The family of American journalist Marie Colvin, who died in Syria in 2012, has filed a wrongful death lawsuit in a US court, accusing the Syrian government of deliberately killing her.
Ms Colvin and French photographer Remi Ochlik were killed in the besieged Syrian city of Homs in 2012 while reporting on the Syrian conflict, now in its sixth year.
The lawsuit, filed in Washington on Saturday and seen by Reuters, said Syrian officials deliberately targeted rockets against a makeshift broadcast studio where Colvin and other reporters were living and working.
The suit alleged the attack was part of a plan orchestrated at the highest levels of the Syrian government to silence local and international media "as part of its effort to crush political opposition".
The lawsuit included as evidence a copy of an August 2011 fax which it alleges was sent from Syria's National Security Bureau instructing security bodies to launch military and intelligence campaigns against "those who tarnish the image of Syria in foreign media and international organisations".
Foreign governments are typically immune from US civil lawsuits, but there are exceptions for countries designated by the State Department as sponsors of terrorism. Syria is currently one of three countries on the list, with Iran and Sudan.
Lawyers who have brought civil lawsuits against those governments say they typically do not respond, resulting in default judgments for plaintiffs.
The bigger challenge is usually enforcing the judgments and collecting damages, says Gary Osen, a New Jersey lawyer currently suing Iran.
The plaintiff in the case and Marie's sister, Cathleen Colvin, said the suit was about carrying on her sister's work.
"We are seeking truth and justice not just for her, but for thousands of innocent Syrians tortured or killed under the Assad dictatorship," she said in a statement released by US human rights group the Center for Justice and Accountability (CJA) which filed the case for the Colvin family.
Advocacy group Reporters Without Borders said it supported the lawsuit.
The group's secretary-general, Christophe Deloire, said Reporters Without Borders "hopes these efforts will help to expose the truth, namely that these journalists were deliberately targeted and killed because they were providing information about the Syrian army's crimes against civilians."

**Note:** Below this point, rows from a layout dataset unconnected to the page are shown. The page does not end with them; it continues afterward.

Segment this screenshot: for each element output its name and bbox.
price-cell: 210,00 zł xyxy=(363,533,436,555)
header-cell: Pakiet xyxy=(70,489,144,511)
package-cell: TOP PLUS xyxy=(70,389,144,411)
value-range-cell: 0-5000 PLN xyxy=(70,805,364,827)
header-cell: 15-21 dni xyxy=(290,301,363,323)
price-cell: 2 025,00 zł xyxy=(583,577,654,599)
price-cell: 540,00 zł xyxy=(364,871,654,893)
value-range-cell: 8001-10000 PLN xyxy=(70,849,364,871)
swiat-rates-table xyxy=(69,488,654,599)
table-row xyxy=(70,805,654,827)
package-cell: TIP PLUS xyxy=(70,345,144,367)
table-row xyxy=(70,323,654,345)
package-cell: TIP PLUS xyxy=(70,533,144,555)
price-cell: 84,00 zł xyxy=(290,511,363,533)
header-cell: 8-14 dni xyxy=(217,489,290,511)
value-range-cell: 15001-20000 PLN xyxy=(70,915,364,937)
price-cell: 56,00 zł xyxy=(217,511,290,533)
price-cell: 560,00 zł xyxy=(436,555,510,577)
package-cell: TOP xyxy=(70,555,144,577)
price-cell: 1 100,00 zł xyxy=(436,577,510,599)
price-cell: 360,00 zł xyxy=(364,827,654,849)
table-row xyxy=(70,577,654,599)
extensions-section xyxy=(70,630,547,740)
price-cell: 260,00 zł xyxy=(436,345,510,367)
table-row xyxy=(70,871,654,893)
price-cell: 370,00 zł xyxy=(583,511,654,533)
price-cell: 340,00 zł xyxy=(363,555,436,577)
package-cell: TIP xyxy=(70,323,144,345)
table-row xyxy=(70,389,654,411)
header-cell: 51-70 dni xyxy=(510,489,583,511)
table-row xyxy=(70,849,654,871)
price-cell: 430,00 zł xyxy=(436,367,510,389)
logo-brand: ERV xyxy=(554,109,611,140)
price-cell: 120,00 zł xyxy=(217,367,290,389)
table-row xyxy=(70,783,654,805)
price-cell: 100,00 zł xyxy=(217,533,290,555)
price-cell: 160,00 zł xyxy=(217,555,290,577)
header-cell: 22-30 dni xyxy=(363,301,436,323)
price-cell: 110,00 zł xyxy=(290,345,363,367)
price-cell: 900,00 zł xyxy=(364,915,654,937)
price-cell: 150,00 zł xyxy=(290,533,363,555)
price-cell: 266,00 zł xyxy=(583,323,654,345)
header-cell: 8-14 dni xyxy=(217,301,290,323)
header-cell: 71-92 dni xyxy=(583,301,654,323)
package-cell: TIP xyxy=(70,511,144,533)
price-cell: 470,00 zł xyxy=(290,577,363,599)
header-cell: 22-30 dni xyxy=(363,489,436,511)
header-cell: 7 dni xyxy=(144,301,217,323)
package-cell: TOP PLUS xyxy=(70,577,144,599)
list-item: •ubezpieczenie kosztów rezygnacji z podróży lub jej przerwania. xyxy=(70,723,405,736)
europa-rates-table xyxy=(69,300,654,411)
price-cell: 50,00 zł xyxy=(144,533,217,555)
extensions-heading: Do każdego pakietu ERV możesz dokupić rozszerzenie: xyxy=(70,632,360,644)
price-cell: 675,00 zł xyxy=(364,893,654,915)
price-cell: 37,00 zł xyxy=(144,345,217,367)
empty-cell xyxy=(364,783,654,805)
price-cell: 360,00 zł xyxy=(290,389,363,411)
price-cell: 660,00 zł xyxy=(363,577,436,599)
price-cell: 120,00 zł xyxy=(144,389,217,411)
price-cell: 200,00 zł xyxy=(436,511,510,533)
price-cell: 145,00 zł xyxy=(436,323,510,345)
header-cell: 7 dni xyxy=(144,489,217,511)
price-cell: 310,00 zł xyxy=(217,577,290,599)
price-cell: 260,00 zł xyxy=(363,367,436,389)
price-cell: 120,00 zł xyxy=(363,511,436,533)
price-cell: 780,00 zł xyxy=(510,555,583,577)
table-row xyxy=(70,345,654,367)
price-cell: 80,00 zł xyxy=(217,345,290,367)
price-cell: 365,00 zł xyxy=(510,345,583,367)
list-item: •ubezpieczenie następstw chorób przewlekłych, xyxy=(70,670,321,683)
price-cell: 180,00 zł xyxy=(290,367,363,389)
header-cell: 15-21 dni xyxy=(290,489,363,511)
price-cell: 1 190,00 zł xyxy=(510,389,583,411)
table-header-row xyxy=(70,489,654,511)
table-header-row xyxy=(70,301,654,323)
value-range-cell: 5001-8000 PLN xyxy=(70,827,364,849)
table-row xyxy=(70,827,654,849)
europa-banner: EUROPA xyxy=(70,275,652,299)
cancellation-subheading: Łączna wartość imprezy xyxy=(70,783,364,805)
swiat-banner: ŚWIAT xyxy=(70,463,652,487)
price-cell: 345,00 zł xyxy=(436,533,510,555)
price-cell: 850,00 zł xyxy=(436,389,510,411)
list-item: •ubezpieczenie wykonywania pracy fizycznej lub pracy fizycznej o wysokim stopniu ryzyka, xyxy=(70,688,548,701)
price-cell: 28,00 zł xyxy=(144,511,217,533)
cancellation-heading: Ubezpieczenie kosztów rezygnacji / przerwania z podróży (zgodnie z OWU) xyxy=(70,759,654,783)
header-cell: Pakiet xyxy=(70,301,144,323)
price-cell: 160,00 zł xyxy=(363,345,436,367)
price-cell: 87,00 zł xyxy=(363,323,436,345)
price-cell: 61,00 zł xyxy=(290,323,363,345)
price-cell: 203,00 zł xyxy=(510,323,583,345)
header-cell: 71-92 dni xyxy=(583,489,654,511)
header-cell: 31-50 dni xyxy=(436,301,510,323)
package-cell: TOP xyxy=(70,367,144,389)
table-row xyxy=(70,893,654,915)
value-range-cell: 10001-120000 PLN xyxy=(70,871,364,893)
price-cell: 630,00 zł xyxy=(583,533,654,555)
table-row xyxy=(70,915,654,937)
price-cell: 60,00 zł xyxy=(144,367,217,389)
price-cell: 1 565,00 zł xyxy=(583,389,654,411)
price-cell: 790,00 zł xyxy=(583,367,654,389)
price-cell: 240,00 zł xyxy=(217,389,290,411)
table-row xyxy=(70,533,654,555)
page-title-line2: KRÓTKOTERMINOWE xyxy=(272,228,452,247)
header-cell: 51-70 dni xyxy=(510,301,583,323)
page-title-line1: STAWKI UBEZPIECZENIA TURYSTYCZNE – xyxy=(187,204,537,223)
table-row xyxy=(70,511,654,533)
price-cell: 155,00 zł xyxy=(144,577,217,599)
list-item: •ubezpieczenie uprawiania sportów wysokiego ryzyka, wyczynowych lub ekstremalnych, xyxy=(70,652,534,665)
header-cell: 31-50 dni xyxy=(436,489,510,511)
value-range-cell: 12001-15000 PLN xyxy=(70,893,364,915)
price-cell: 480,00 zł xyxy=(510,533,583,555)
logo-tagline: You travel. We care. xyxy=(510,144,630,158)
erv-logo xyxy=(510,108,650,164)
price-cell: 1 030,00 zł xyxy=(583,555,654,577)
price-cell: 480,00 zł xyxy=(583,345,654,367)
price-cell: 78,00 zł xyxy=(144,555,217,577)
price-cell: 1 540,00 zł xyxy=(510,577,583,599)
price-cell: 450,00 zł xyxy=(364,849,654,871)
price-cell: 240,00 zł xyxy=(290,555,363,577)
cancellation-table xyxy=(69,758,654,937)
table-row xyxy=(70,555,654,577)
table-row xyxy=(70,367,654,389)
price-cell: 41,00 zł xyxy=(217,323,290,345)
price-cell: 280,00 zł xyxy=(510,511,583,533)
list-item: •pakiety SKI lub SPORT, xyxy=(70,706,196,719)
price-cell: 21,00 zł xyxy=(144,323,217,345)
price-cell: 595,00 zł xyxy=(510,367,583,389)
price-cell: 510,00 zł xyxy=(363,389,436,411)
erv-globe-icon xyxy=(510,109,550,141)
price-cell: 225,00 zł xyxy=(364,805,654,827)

A murder and attempted murder investigation was launched in France in 2012 into the death of Mr Ochlik and wounding of another journalist, Edith Bouvier, in the same attack.
Reporters Without Borders, as an interested party in the case, said it would submit the Colvin family's US lawsuit to the judge in charge of the French investigation on Monday.
Ms Colvin and Mr Ochlik were both prize-winning reporters of wars in the Middle East, Asia and elsewhere. Ms Colvin, who was based in Britain, lost an eye while working in Sri Lanka in 2001.
She was working for the Sunday Times at the time of her death.
The Syrian Foreign Ministry, to whom the lawsuit was addressed, could not immediately be reached for comment.
The Syrian ambassador to the United Nations also could not immediately be reached for comment.